Летом с караваном туристов он поехал в Советский Союз. Вышло это случайно: он собирался с приятелем в Египет, но накануне отъезда они рассорились. В Москве он пробыл неделю. Туристам показывали древности, музеи, ясли; не это потрясло Люсьена – люди, их воля, нужда, душевная молодость. Как-то, среди строителей метро, он увидел девушку в грубых сапогах, с тонким бледным лицом, с горячечным непримиримым взглядом. Он понял, что такая строит не только метро. Он насторожился, как после смерти Анри. Снова он возвращался в Париж другим человеком.

Лотреамона заменил Маркс. Люсьен впервые задумался над жизнью окружавших его людей. Повсюду он увидел ложь, лицемерие, скуку. Его личная драма была драмой общества. Это его вдохновило: он написал памфлет, поверхностный, но острый, высмеивая философию, мораль и эстетику буржуа. Отец всполошился, грозил разрывом. Молодежь, посещавшая Дом культуры, с восторгом слушала речи Люсьена о близкой революции.
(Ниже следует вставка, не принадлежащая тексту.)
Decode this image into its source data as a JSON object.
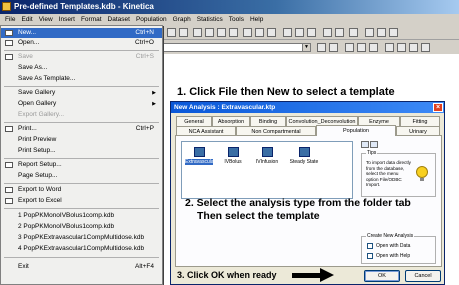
{
  "window": {
    "title": "Pre-defined Templates.kdb - Kinetica"
  },
  "menubar": [
    "File",
    "Edit",
    "View",
    "Insert",
    "Format",
    "Dataset",
    "Population",
    "Graph",
    "Statistics",
    "Tools",
    "Help"
  ],
  "file_menu": {
    "items": [
      {
        "label": "New...",
        "shortcut": "Ctrl+N",
        "selected": true
      },
      {
        "label": "Open...",
        "shortcut": "Ctrl+O"
      },
      {
        "label": "Save",
        "shortcut": "Ctrl+S",
        "disabled": true
      },
      {
        "label": "Save As..."
      },
      {
        "label": "Save As Template..."
      },
      {
        "label": "Save Gallery",
        "submenu": true
      },
      {
        "label": "Open Gallery",
        "submenu": true
      },
      {
        "label": "Export Gallery...",
        "disabled": true
      },
      {
        "label": "Print...",
        "shortcut": "Ctrl+P"
      },
      {
        "label": "Print Preview"
      },
      {
        "label": "Print Setup..."
      },
      {
        "label": "Report Setup..."
      },
      {
        "label": "Page Setup..."
      },
      {
        "label": "Export to Word"
      },
      {
        "label": "Export to Excel"
      },
      {
        "label": "1 PopPKMonoIVBolus1comp.kdb"
      },
      {
        "label": "2 PopPKMonoIVBolus1comp.kdb"
      },
      {
        "label": "3 PopPKExtravascular1CompMultidose.kdb"
      },
      {
        "label": "4 PopPKExtravascular1CompMultidose.kdb"
      },
      {
        "label": "Exit",
        "shortcut": "Alt+F4"
      }
    ]
  },
  "annotations": {
    "step1": "1. Click File then New to select a template",
    "step2_line1": "2. Select the analysis type from the folder tab",
    "step2_line2": "Then select the template",
    "step3": "3. Click OK when ready"
  },
  "dialog": {
    "title": "New Analysis : Extravascular.ktp",
    "tabs_row1": [
      "General",
      "Absorption",
      "Binding",
      "Convolution_Deconvolution",
      "Enzyme",
      "Fitting"
    ],
    "tabs_row2": [
      "NCA Assistant",
      "Non Compartmental",
      "Population",
      "Urinary"
    ],
    "active_tab": "Population",
    "templates": [
      {
        "label": "Extravascular",
        "selected": true
      },
      {
        "label": "IVBolus"
      },
      {
        "label": "IVInfusion"
      },
      {
        "label": "Steady State"
      }
    ],
    "tips": {
      "label": "Tips",
      "text": "To import data directly from the database, select the menu option File/ODBC Import."
    },
    "create_group": {
      "label": "Create New Analysis",
      "options": [
        "Open with Data",
        "Open with Help"
      ]
    },
    "buttons": {
      "ok": "OK",
      "cancel": "Cancel"
    }
  },
  "colors": {
    "title_bar": "#0a246a",
    "menu_highlight": "#316ac5",
    "dialog_title": "#0a58d8"
  }
}
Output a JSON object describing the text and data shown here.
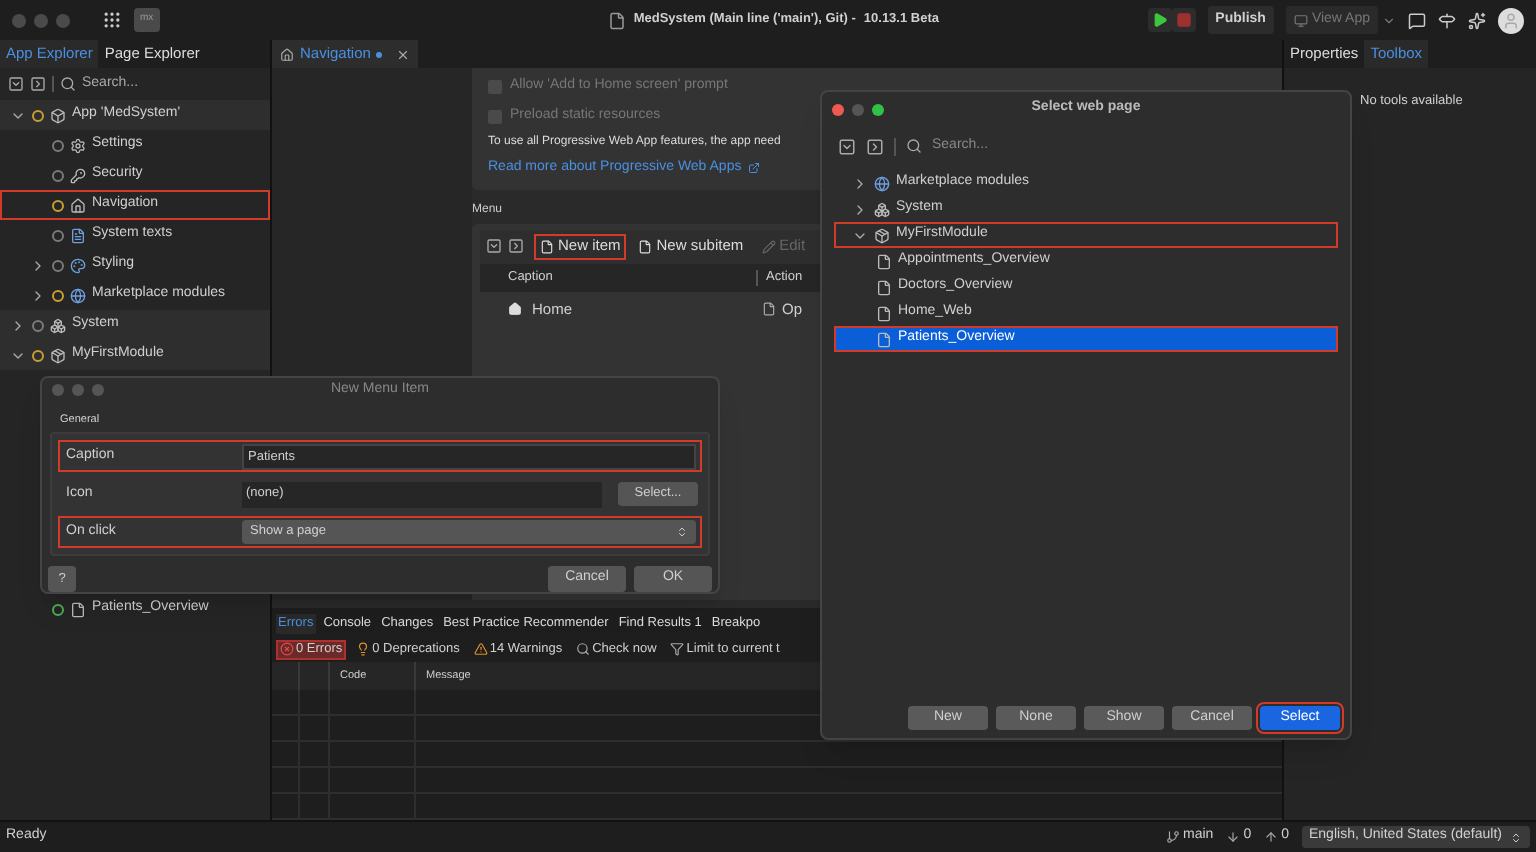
{
  "title_bar": {
    "app_badge": "mx",
    "title": "MedSystem (Main line ('main'), Git) -",
    "version": "10.13.1 Beta",
    "publish": "Publish",
    "view_app": "View App"
  },
  "app_explorer": {
    "tabs": [
      {
        "label": "App Explorer",
        "selected": true
      },
      {
        "label": "Page Explorer",
        "selected": false
      }
    ],
    "search_placeholder": "Search...",
    "tree": [
      {
        "kind": "app",
        "label": "App 'MedSystem'",
        "color": "#c8a030",
        "expanded": true,
        "highlighted": false,
        "children": [
          {
            "kind": "settings",
            "label": "Settings",
            "color": "#7a7a7a",
            "highlighted": false
          },
          {
            "kind": "security",
            "label": "Security",
            "color": "#7a7a7a",
            "highlighted": false
          },
          {
            "kind": "navigation",
            "label": "Navigation",
            "color": "#c8a030",
            "highlighted": true
          },
          {
            "kind": "texts",
            "label": "System texts",
            "color": "#7a7a7a",
            "highlighted": false
          },
          {
            "kind": "styling",
            "label": "Styling",
            "color": "#7a7a7a",
            "expanded": false,
            "highlighted": false
          },
          {
            "kind": "marketplace",
            "label": "Marketplace modules",
            "color": "#c8a030",
            "expanded": false,
            "highlighted": false
          }
        ]
      },
      {
        "kind": "system",
        "label": "System",
        "color": "#7a7a7a",
        "expanded": false,
        "highlighted": false
      },
      {
        "kind": "module",
        "label": "MyFirstModule",
        "color": "#c8a030",
        "expanded": true,
        "highlighted": false,
        "children": [
          {
            "kind": "page",
            "label": "Patients_Overview",
            "color": "#4caf50",
            "highlighted": false
          }
        ]
      }
    ]
  },
  "editor": {
    "tab": {
      "label": "Navigation",
      "modified": true
    },
    "pwa_options": [
      {
        "label": "Allow 'Add to Home screen' prompt",
        "checked": false,
        "disabled": true
      },
      {
        "label": "Preload static resources",
        "checked": false,
        "disabled": true
      }
    ],
    "pwa_note": "To use all Progressive Web App features, the app need",
    "pwa_link": "Read more about Progressive Web Apps",
    "menu": {
      "title": "Menu",
      "toolbar": [
        {
          "kind": "new",
          "label": "New item",
          "disabled": false,
          "highlighted": true
        },
        {
          "kind": "new",
          "label": "New subitem",
          "disabled": false,
          "highlighted": false
        },
        {
          "kind": "edit",
          "label": "Edit",
          "disabled": true,
          "highlighted": false
        }
      ],
      "columns": [
        "Caption",
        "Action"
      ],
      "rows": [
        {
          "caption": "Home",
          "action": "Op"
        }
      ]
    }
  },
  "bottom_panel": {
    "tabs": [
      {
        "label": "Errors",
        "selected": true
      },
      {
        "label": "Console",
        "selected": false
      },
      {
        "label": "Changes",
        "selected": false
      },
      {
        "label": "Best Practice Recommender",
        "selected": false
      },
      {
        "label": "Find Results 1",
        "selected": false
      },
      {
        "label": "Breakpo",
        "selected": false
      }
    ],
    "filters": [
      {
        "kind": "errors",
        "label": "0 Errors",
        "selected": true
      },
      {
        "kind": "deprecations",
        "label": "0 Deprecations",
        "selected": false
      },
      {
        "kind": "warnings",
        "label": "14 Warnings",
        "selected": false
      },
      {
        "kind": "check",
        "label": "Check now",
        "selected": false
      },
      {
        "kind": "limit",
        "label": "Limit to current t",
        "selected": false
      }
    ],
    "columns": [
      "Code",
      "Message"
    ]
  },
  "properties_panel": {
    "tabs": [
      {
        "label": "Properties",
        "selected": false
      },
      {
        "label": "Toolbox",
        "selected": true
      }
    ],
    "message": "No tools available"
  },
  "status_bar": {
    "text": "Ready",
    "branch": "main",
    "incoming": "0",
    "outgoing": "0",
    "language": "English, United States (default)"
  },
  "new_menu_item_dialog": {
    "title": "New Menu Item",
    "section": "General",
    "fields": [
      {
        "kind": "text",
        "label": "Caption",
        "value": "Patients",
        "highlighted": true
      },
      {
        "kind": "picker",
        "label": "Icon",
        "value": "(none)",
        "button": "Select...",
        "highlighted": false
      },
      {
        "kind": "select",
        "label": "On click",
        "value": "Show a page",
        "highlighted": true
      }
    ],
    "help": "?",
    "buttons": [
      "Cancel",
      "OK"
    ]
  },
  "select_page_dialog": {
    "title": "Select web page",
    "search_placeholder": "Search...",
    "tree": [
      {
        "kind": "marketplace",
        "label": "Marketplace modules",
        "expanded": false,
        "highlighted": false,
        "selected": false
      },
      {
        "kind": "system",
        "label": "System",
        "expanded": false,
        "highlighted": false,
        "selected": false
      },
      {
        "kind": "module",
        "label": "MyFirstModule",
        "expanded": true,
        "highlighted": true,
        "selected": false,
        "children": [
          {
            "kind": "page",
            "label": "Appointments_Overview",
            "highlighted": false,
            "selected": false
          },
          {
            "kind": "page",
            "label": "Doctors_Overview",
            "highlighted": false,
            "selected": false
          },
          {
            "kind": "page",
            "label": "Home_Web",
            "highlighted": false,
            "selected": false
          },
          {
            "kind": "page",
            "label": "Patients_Overview",
            "highlighted": true,
            "selected": true
          }
        ]
      }
    ],
    "buttons": [
      {
        "label": "New",
        "primary": false,
        "highlighted": false
      },
      {
        "label": "None",
        "primary": false,
        "highlighted": false
      },
      {
        "label": "Show",
        "primary": false,
        "highlighted": false
      },
      {
        "label": "Cancel",
        "primary": false,
        "highlighted": false
      },
      {
        "label": "Select",
        "primary": true,
        "highlighted": true
      }
    ]
  }
}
Он забыл даже карты: игра, которую он вел, была куда увлекательнее.

Прошло полгода, и его начали разбирать сомнения. Коммунисты ему теперь казались обыкновенной политической партией. Им нравится семейный уют и романсы Мориса Шевалье!.. Люсьен всегда думал, что он смелее да и умнее других. Он говорил себе: я снова сглупил! Эта карта может выиграть, но это не моя карта…

Случилось, что этот ветреный человек привязался к Жаннет. Он не преувеличивал своего чувства; усмехаясь, он рассказывал приятелям о своей связи с актрисой, надеясь иронией принизить любовь; но любовь не поддавалась, и одно то, как он выговаривал имя Жаннет, выдавало его волнение.

Люсьен и Жаннет не походили друг на друга, но в судьбе их было много общего: оба метались. Жаннет было тридцать лет, но часто она чувствовала себя состарившейся. Она была дочерью лионского нотариуса. Скучный пуританский город, недобрые и придирчивые родители иссушили ее детство. С утра до ночи она слышала разговоры о деньгах («нельзя сорить деньгами»), о выгодных браках, о преступных женах, которые тратят состояние на тряпки, флиртуют или («Жаннет, выйди из комнаты») изменяют. Ей запомнился сухощавый человек с бельмом на глазу; родители говорили о нем почтительно; это был владелец крупной мануфактуры. Он застрелил из охотничьего ружья любовника своей жены. Фабриканта покрыли – убитый был объявлен вором, ночью забравшимся в дом. В квартире нотариуса на мебели круглый год были чехлы, и мать Жаннет пуще всего боялась, как бы муж, наливая вино, не пролил несколько капель на чистую скатерть.

Жаннет было восемнадцать лет, когда она сошлась с женатым человеком, глубоко ей безразличным. Это был доктор, лечивший Жаннет, когда у нее была корь. Узнав о постыдной связи, отец стал кричать: «Ваше место, сударыня, в публичном доме!» Доктор для приличия вздохнул и дал Жаннет четыреста франков на дорогу. Она уехала в Париж. Ночью в поезде она спрашивала себя: почему я это сделала?.. Но ответить не могла… У доктора был кадык, и он говорил сальности. Может быть, она пошла на роковое свидание только потому, что в тот день мать три часа сряду бранила кухарку: «Вы видите, что это не баранина, а кости!..»

Жаннет поступила приказчицей в универсальный магазин. Она приходила на работу с синевой под глазами; продавщицы думали, что она кутит; но она ночи напролет читала. Она начала с романов современников: хотела понять себя; потом пристрастилась к Стендалю, Достоевскому, Шекспиру. Страсти окружавших ее людей стали ей казаться не жизненными дорогами, но ролями, интересными или мелкими. Все прежде непонятное и поэтому неприязненное, духота чувств, случайность поступков, теперь ей представлялось ясным, точным, подчиненным строгому закону. Не обладая житейским опытом, чуждаясь людей, благодаря искусству она многое поняла, созрела.